Under our statute in the first instance, the jury are the exclusive judges of the credibility of the witnesses and the weight *Page 209 of the testimony. They are not bound to believe the testimony or any part of the testimony of any witness, when in their judgment the witness may have testified falsely, or may have been mistaken. There is no statute or principle of law which requires a jury to believe a witness simply because he may be corroborated. To instruct a jury that, if they find that any witness has willfully testified falsely to any material question, then they are at liberty to disregard in part or in whole the testimony of such witness, except in so far as the same may be corroborated by other credible evidence, is liable to create the impression upon the minds of the jury that, where a witness is corroborated, the jury are bound to accept his testimony as true. To this extent such an instruction trenches upon the province of the jury. See Gilbert v. State, 8 Okla. Cr. 329, 129 P. 671;McKnight v. State, 7 Okla. Cr. 235, 122 P. 1118; Sims v. State,7 Okla. Cr. 7, 120 P. 1032; Henry v. State, 6 Okla. Cr. 430,119 P. 278; Gibbons v. Territory, 5 Okla. Cr. 212,115 P. 129; Rea v. State, 3 Okla. Cr. 269, 105 P. 381. We do not think, however, that the giving of this instruction is necessarily reversible error, because cases may arise in which such an instruction would be beneficial to the defendant, or in which the evidence was so clear and conclusive as to the guilt of the defendant that there could be no question but that he was not injured by such instruction. The better plan is for the trial court not to attempt to give the jury an instruction as to whom they shall believe or whom they may disbelieve, but to leave this matter to the common sense, sound judgment, and experience of the jurors. This was evidently the intention and purpose of the law.

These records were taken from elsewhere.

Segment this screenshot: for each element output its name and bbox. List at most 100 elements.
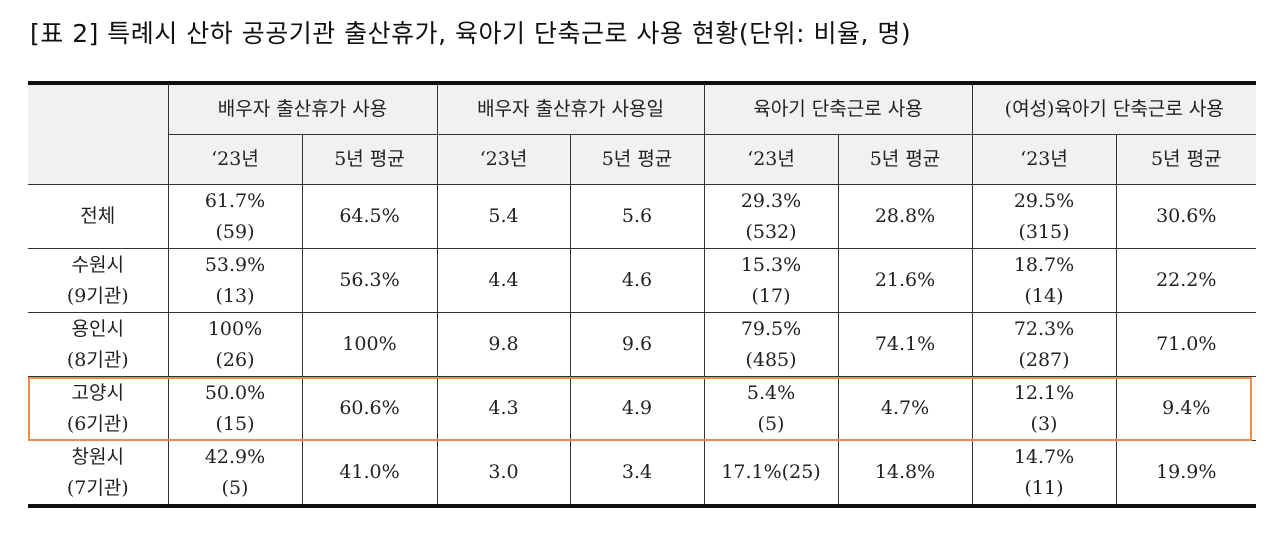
- table-cell: 14.8%: [837, 440, 973, 507]
- cell-count: (532): [745, 220, 797, 243]
- row-label-name: 고양시: [71, 381, 124, 404]
- cell-value: 9.8: [488, 333, 519, 355]
- row-label-agencies: (6기관): [66, 412, 129, 435]
- table-cell: 29.3% (532): [703, 184, 839, 249]
- cell-value: 74.1%: [874, 333, 936, 355]
- row-label-name: 창원시: [71, 445, 124, 468]
- cell-count: (59): [215, 220, 255, 243]
- table-cell: 64.5%: [301, 184, 438, 249]
- cell-value: 72.3%: [1013, 317, 1075, 340]
- cell-value: 100%: [342, 333, 397, 355]
- table-cell: 9.6: [569, 312, 705, 377]
- cell-count: (3): [1030, 412, 1058, 435]
- table-cell: 42.9% (5): [167, 440, 303, 507]
- table-cell: 79.5% (485): [703, 312, 839, 377]
- cell-count: (17): [751, 284, 791, 307]
- cell-value: 53.9%: [204, 253, 266, 276]
- table-row-goyang: 고양시 (6기관) 50.0% (15) 60.6% 4.3 4.9 5.4% (5)…: [28, 376, 1257, 441]
- cell-count: (5): [757, 412, 785, 435]
- table-row-yongin: 용인시 (8기관) 100% (26) 100% 9.8 9.6 79.5% (485…: [28, 312, 1257, 377]
- row-label: 창원시 (7기관): [28, 440, 169, 507]
- cell-value: 19.9%: [1156, 461, 1217, 483]
- cell-value: 5.4%: [746, 381, 796, 404]
- subheader-2023: ‘23년: [168, 134, 303, 185]
- cell-value: 17.1%(25): [721, 461, 821, 483]
- cell-count: (5): [221, 476, 249, 499]
- row-label: 용인시 (8기관): [28, 312, 169, 377]
- table-cell: 4.4: [436, 248, 571, 313]
- table-cell: 3.4: [569, 440, 705, 507]
- cell-count: (13): [215, 284, 255, 307]
- cell-value: 100%: [207, 317, 263, 340]
- table-cell: 17.1%(25): [703, 440, 839, 507]
- cell-value: 64.5%: [339, 205, 400, 227]
- row-label-agencies: (7기관): [66, 476, 129, 499]
- cell-value: 4.9: [621, 397, 653, 419]
- cell-value: 4.4: [488, 269, 519, 291]
- table-cell: 100% (26): [167, 312, 303, 377]
- cell-value: 21.6%: [874, 269, 936, 291]
- table-cell: 29.5% (315): [971, 184, 1117, 249]
- table-cell: 4.9: [569, 376, 705, 441]
- table-cell: 72.3% (287): [971, 312, 1117, 377]
- cell-value: 30.6%: [1156, 205, 1217, 227]
- table-cell: 5.4% (5): [703, 376, 839, 441]
- cell-value: 29.3%: [740, 189, 802, 212]
- cell-value: 3.4: [621, 461, 653, 483]
- row-label-name: 전체: [80, 205, 116, 227]
- data-table-container: 배우자 출산휴가 사용 배우자 출산휴가 사용일 육아기 단축근로 사용 (여성…: [28, 81, 1257, 508]
- group-header-female-childcare-reduced-hours: (여성)육아기 단축근로 사용: [971, 82, 1257, 135]
- table-cell: 5.4: [436, 184, 571, 249]
- table-cell: 56.3%: [301, 248, 438, 313]
- table-title: [표 2] 특례시 산하 공공기관 출산휴가, 육아기 단축근로 사용 현황(단…: [30, 19, 912, 48]
- cell-value: 14.7%: [1013, 445, 1075, 468]
- subheader-2023: ‘23년: [971, 134, 1117, 185]
- cell-value: 18.7%: [1013, 253, 1075, 276]
- header-row-subheaders: ‘23년 5년 평균 ‘23년 5년 평균 ‘23년 5년 평균 ‘23년 5년…: [28, 134, 1257, 185]
- table-cell: 53.9% (13): [167, 248, 303, 313]
- cell-value: 14.8%: [874, 461, 936, 483]
- cell-value: 60.6%: [339, 397, 400, 419]
- table-cell: 71.0%: [1115, 312, 1257, 377]
- subheader-5yr-avg: 5년 평균: [837, 134, 973, 185]
- cell-value: 71.0%: [1156, 333, 1217, 355]
- table-cell: 4.6: [569, 248, 705, 313]
- table-cell: 9.8: [436, 312, 571, 377]
- cell-value: 61.7%: [204, 189, 266, 212]
- row-label: 전체: [28, 184, 169, 249]
- table-cell: 28.8%: [837, 184, 973, 249]
- table-cell: 15.3% (17): [703, 248, 839, 313]
- table-cell: 21.6%: [837, 248, 973, 313]
- cell-value: 12.1%: [1013, 381, 1075, 404]
- cell-value: 3.0: [488, 461, 519, 483]
- cell-value: 4.7%: [880, 397, 930, 419]
- subheader-5yr-avg: 5년 평균: [301, 134, 438, 185]
- row-label-name: 용인시: [71, 317, 124, 340]
- table-cell: 60.6%: [301, 376, 438, 441]
- table-cell: 50.0% (15): [167, 376, 303, 441]
- group-header-childcare-reduced-hours: 육아기 단축근로 사용: [703, 82, 973, 135]
- table-cell: 100%: [301, 312, 438, 377]
- cell-value: 5.6: [621, 205, 653, 227]
- cell-value: 5.4: [488, 205, 519, 227]
- corner-header-cell: [28, 82, 169, 185]
- table-cell: 14.7% (11): [971, 440, 1117, 507]
- subheader-2023: ‘23년: [703, 134, 839, 185]
- cell-value: 4.6: [621, 269, 653, 291]
- table-cell: 4.3: [436, 376, 571, 441]
- table-cell: 5.6: [569, 184, 705, 249]
- cell-value: 79.5%: [740, 317, 802, 340]
- table-row-changwon: 창원시 (7기관) 42.9% (5) 41.0% 3.0 3.4 17.1%(25…: [28, 440, 1257, 507]
- table-cell: 30.6%: [1115, 184, 1257, 249]
- row-label-agencies: (9기관): [66, 284, 129, 307]
- table-cell: 3.0: [436, 440, 571, 507]
- table-row-total: 전체 61.7% (59) 64.5% 5.4 5.6 29.3% (532) 28…: [28, 184, 1257, 249]
- group-header-spouse-leave: 배우자 출산휴가 사용: [167, 82, 438, 135]
- table-cell: 4.7%: [837, 376, 973, 441]
- row-label-name: 수원시: [71, 253, 124, 276]
- row-label-agencies: (8기관): [66, 348, 129, 371]
- cell-value: 15.3%: [740, 253, 802, 276]
- cell-value: 4.3: [488, 397, 519, 419]
- subheader-5yr-avg: 5년 평균: [1115, 134, 1257, 185]
- table-row-suwon: 수원시 (9기관) 53.9% (13) 56.3% 4.4 4.6 15.3% (1…: [28, 248, 1257, 313]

It is insisted by the Attorney General that in this case the testimony is clear as to the guilt of appellant, and therefore the errors in the instructions of the court are harmless. If the jury believed all of the testimony for the state and rejected all of the testimony for appellant, then the evidence would be clear and conclusive as to the guilt of appellant. But if, on the *Page 210 contrary, the jury believed all of the testimony for the defendant, and rejected the testimony for the state, appellant was clearly justifiable. As before stated, the conflicts in the testimony are positive and irreconcilable. Under these conditions, we think it is error for the court to give an instruction which was calculated to create a misapprehension in the minds of the jurors as to what their rights and duties were in settling the conflicts in the testimony and determining the credibility of the witnesses.

For the errors hereinbefore pointed out the judgment of the lower court is reversed, and the cause remanded for a new trial.

ARMSTRONG, P.J., and DOYLE, J., concur.